I asked her what she was arrested for and it was roaches, which are the little ends after you finish a joint. They found them on her porch. She tried to eat them when the police came, but she didn’t eat them fast enough, so she got arrested for that. That was the first time she got arrested, then she got arrested again because she didn’t show up to court. Then the police determined she was suicidal because of her cuts.

Why were the police snooping around her porch?

I have no idea.

And I found out she was from Kenya. She spent half her childhood in Kenya, which I thought was really interesting. I was like, “It must be beautiful.”

She was like, “Yeah, the nature is amazing. I can’t wait to go back. I can’t do shit in America.”

Then this girl came in crying. She sits next to me and starts calling her mom. Oh, there were phones in the booking room. That police officer was wrong. You can make as many phone calls as you want, as long as the other girls don’t yell at you and say they want the phone.

I asked what she got arrested for, and she said, “Molly, but I don’t do drugs.” She explained she was at Ultra. She said, “I don’t even take drugs. But my boyfriend’s friend, out of nowhere, put something in my hand. I didn’t know what it was until I was being put in handcuffs, arrested for possession of molly.” It was an undercover cop wearing a marijuana t-shirt who watched the guy hand her the pill. The same cop who arrested the Mexican boys. They all saw each other get arrested.

She was crying. She was telling everyone, “I’m trying to go to law school.” She kept saying to the officers, “Take my blood! Take my piss! I’m innocent!”

And while she was in the cop car, they told her if she didn’t stop crying, they would take her to the psych ward. In booking and all the time I was with her in the cells, every time she started crying, the corrections officers or the other girls would be like, “Stop crying. You need to shut up or they’ll take you to the psych ward.”

I talked to another lady, a really fat, white lady. I asked why she got arrested and she said, “I hit my mom in the head. She ran me over with her wheelchair. My mom called the cops on me. Shit, I have three daughters. They’re about your age.” She kept telling me I reminded her of her daughter.

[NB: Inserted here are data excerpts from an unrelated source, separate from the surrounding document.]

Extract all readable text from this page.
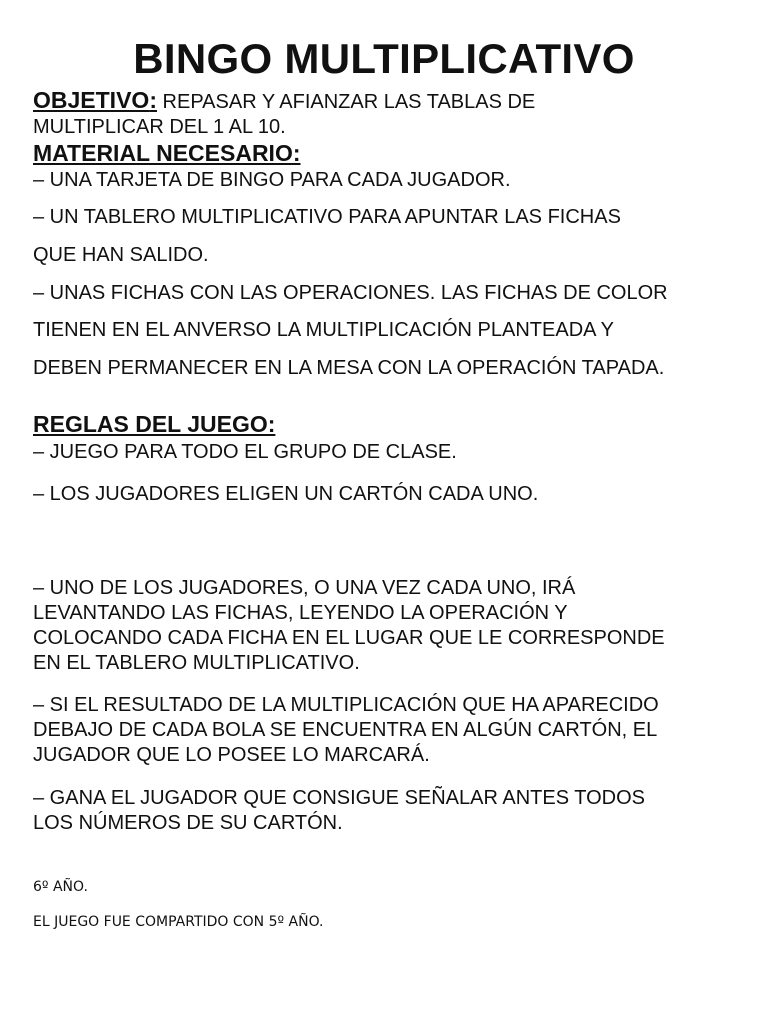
BINGO MULTIPLICATIVO

OBJETIVO: REPASAR Y AFIANZAR LAS TABLAS DE
MULTIPLICAR DEL 1 AL 10.

MATERIAL NECESARIO:

– UNA TARJETA DE BINGO PARA CADA JUGADOR.

– UN TABLERO MULTIPLICATIVO PARA APUNTAR LAS FICHAS

QUE HAN SALIDO.

– UNAS FICHAS CON LAS OPERACIONES. LAS FICHAS DE COLOR

TIENEN EN EL ANVERSO LA MULTIPLICACIÓN PLANTEADA Y

DEBEN PERMANECER EN LA MESA CON LA OPERACIÓN TAPADA.

REGLAS DEL JUEGO:

– JUEGO PARA TODO EL GRUPO DE CLASE.

– LOS JUGADORES ELIGEN UN CARTÓN CADA UNO.

– UNO DE LOS JUGADORES, O UNA VEZ CADA UNO, IRÁ
LEVANTANDO LAS FICHAS, LEYENDO LA OPERACIÓN Y
COLOCANDO CADA FICHA EN EL LUGAR QUE LE CORRESPONDE
EN EL TABLERO MULTIPLICATIVO.

– SI EL RESULTADO DE LA MULTIPLICACIÓN QUE HA APARECIDO
DEBAJO DE CADA BOLA SE ENCUENTRA EN ALGÚN CARTÓN, EL
JUGADOR QUE LO POSEE LO MARCARÁ.

– GANA EL JUGADOR QUE CONSIGUE SEÑALAR ANTES TODOS
LOS NÚMEROS DE SU CARTÓN.

6º AÑO.

EL JUEGO FUE COMPARTIDO CON 5º AÑO.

Towards the end, ten or so of these really pretty girls came in. They were wearing dresses and high heels. I thought maybe they were high class prostitutes because one girl straight up looked like their pimp.

I asked two of the pretty girls why they got arrested and apparently they got in a fight with each other at a pool party. And I didn’t see it, but I heard one of the pretty girls in the other room while she was doing the bend-over-and-cough thing. They made her cough like twenty-five times. I think she couldn’t speak English well. She was Latina. They kept saying, “You’re not coughing hard enough. You’re not coughing hard enough.” But she was! I got away with coughing like [Three tiny coughs]. Everybody in the booking room could hear they were making her do that. They were women officers, but still.

Eventually the girls who got arrested for fighting were laughing with each other. They were friends again.

Suddenly this guy starts having a seizure. They’re like, “Medical emergency! Medical emergency!”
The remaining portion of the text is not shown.